Take employee engagement initiatives to the next level and address their anxieties on priority.

Do not allow the employee costs to escalate by focusing on improving their performance parameters.

If some verticals do make profits the employers may avoid pay cuts.  This has its own limitations.

Encourage employees to go on leave to save them of a possible pay cut after buying their consent.

Convert the calamity into an opportunity to win employee trust and confidence.

Even if legally employers are not forced to pay wages during the lockdown period try to err on the side of generosity as this situation is as difficult for the employees as it is to you, if not more.  End of the day it is all about your moral compass.
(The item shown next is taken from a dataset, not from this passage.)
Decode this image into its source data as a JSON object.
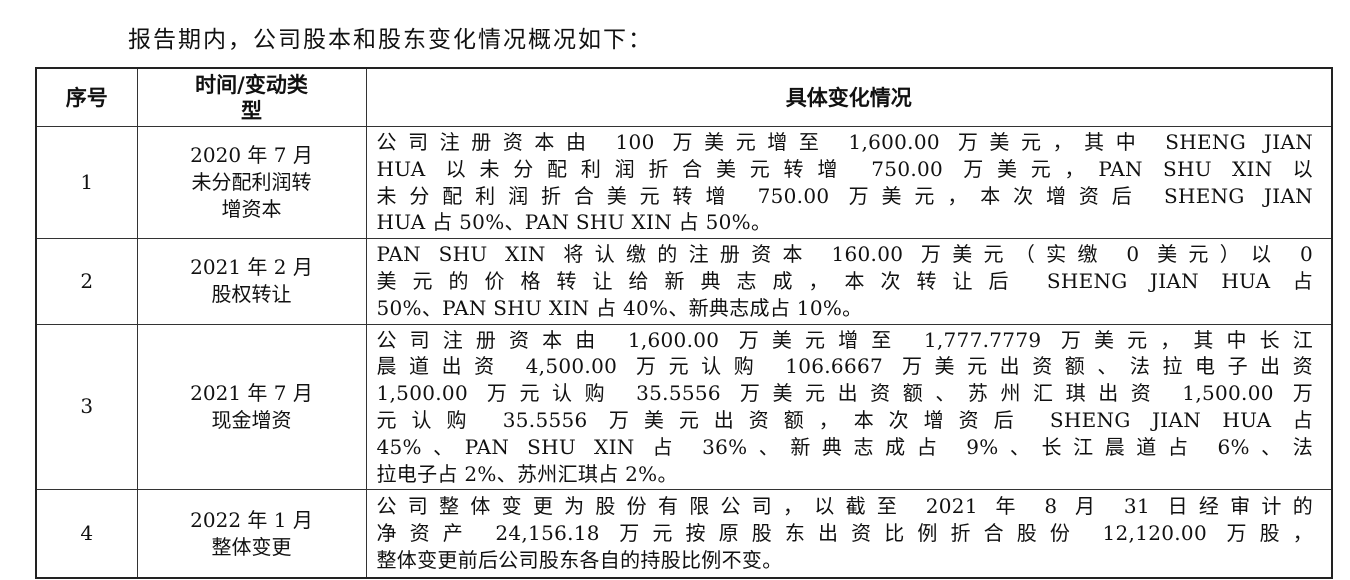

The legality about the issue of payment of wages will be decided by the apex court.  Nagreeka Exports Ltd has already gone to the Supreme Court on this issue.  The grounds taken by them are the following in support of the employer’s case.

The Central and State Governments have no powers to issue directions to a private establishment to pay wages under the DMA

It is impossible for the establishment to pay on account of lockdown and consequent losses

Government directions as far as payment of wages are unreasonable when the unit itself is closed

Government directions violate Article 14 & 19 of the Constitution that deals with arbitrary directions and unjust restrictions.

Lex Non Cogit Ad Impossibila – Impossibility to comply with the provisions of the impugned Order is a valid legal defense against nonpayment of wages.